Normal facial mimicry and sensibility.
Median tongue protrusion. No fasciculations or atrophy.
Sensibility bilaterally normal and symmetrical.
Segmental force everywhere 5/5 but trophic:
- impression of right some atrophy thv the shoulder girdle with there also discrete scapula alata on force testing
- Clear atrophy of upper and lower right leg.
Could this be PLS? Can I give my head a rest that this is not ALS? In September I will go to the Neuro Muscular Center in Antwerp.

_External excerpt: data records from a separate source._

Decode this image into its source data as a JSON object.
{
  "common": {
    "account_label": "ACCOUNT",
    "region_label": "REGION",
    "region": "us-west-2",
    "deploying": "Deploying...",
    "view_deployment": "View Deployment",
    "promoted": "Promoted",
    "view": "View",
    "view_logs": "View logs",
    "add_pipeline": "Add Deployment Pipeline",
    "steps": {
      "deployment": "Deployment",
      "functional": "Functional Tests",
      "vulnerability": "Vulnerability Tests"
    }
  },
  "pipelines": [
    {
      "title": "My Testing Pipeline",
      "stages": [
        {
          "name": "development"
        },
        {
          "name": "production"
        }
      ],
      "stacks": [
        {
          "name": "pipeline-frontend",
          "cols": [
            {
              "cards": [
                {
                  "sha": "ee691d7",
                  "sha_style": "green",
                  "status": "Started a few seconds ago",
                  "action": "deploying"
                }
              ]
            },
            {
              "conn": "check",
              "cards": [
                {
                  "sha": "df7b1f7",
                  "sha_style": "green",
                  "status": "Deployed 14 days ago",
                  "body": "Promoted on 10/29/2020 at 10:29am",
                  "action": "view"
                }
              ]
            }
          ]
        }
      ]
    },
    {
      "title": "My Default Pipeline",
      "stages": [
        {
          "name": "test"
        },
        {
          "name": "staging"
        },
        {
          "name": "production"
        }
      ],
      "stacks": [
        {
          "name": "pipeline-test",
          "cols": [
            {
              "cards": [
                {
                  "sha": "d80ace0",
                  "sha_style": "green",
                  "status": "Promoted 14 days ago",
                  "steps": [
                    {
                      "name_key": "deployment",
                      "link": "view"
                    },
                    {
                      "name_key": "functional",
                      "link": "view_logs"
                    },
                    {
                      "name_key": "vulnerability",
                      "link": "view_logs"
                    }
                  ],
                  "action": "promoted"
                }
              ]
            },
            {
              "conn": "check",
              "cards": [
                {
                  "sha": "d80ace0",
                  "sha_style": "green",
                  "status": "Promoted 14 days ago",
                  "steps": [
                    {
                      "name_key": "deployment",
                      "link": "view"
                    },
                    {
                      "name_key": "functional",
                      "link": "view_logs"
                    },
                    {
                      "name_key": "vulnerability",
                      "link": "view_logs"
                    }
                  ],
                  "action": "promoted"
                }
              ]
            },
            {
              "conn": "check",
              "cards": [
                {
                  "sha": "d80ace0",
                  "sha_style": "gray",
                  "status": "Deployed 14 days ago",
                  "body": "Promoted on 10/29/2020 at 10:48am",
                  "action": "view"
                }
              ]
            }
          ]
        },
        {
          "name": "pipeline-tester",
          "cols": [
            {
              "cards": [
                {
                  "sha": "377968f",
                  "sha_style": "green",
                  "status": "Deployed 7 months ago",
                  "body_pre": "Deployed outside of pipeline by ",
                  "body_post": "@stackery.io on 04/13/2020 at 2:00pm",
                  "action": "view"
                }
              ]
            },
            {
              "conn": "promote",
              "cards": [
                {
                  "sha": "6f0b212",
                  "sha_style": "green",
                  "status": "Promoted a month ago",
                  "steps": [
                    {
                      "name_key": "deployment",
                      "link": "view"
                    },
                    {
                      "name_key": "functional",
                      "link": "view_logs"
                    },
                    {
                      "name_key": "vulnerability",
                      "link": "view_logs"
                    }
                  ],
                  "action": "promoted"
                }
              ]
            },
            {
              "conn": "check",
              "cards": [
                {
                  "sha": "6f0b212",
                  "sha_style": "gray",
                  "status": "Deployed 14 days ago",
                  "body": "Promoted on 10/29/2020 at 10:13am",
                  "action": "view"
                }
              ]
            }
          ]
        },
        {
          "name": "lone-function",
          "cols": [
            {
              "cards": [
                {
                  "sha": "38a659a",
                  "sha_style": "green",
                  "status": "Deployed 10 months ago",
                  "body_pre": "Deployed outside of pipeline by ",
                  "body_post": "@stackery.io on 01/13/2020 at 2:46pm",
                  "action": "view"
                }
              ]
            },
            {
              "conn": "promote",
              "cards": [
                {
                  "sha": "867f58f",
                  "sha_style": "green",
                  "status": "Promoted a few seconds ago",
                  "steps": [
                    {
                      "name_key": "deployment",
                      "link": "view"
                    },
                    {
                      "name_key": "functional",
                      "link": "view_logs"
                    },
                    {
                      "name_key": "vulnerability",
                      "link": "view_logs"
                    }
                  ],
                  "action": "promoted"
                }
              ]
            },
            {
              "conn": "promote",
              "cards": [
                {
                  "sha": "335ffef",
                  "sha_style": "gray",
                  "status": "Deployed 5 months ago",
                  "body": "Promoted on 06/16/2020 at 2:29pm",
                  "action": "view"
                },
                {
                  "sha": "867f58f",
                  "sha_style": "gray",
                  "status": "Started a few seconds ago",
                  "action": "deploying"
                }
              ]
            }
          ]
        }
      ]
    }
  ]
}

This was the last explanation
He consulted us for the first time in August 2020 after complaints of muscle weakness in the right upper leg next to
muscle tremors' (to be considered fasciculations?). There was clinically a striking atrophy of the right thigh
retained. Sir was very worried about a possible motor neuron disorder, but serial EMG was able to
reassured.
We learn today that his pattern of symptoms is definitely stable, with no arguments for progression. Also EMG
today is reassuring.
On clinical neurological examination we do indeed note a clear asymmetry in trophic status of
his musculature, with atrophy of the right upper and lower leg, next to discrete scapula alata on the right compared to the left. Clinically
image could still fit a fascioscapulohumeral dystrophy.
We plan a genetic check-up and will see Mr. Back within 1 year
Sorry, i wanted to say that running is no longer possibly, because the right leg is fast fatigue. I can walk. But when i walk 15 km, my left leg is compensating for the right weaker leg. When i do stares, right leg is easly fatigued.
After two years can this be pls or a slow variant?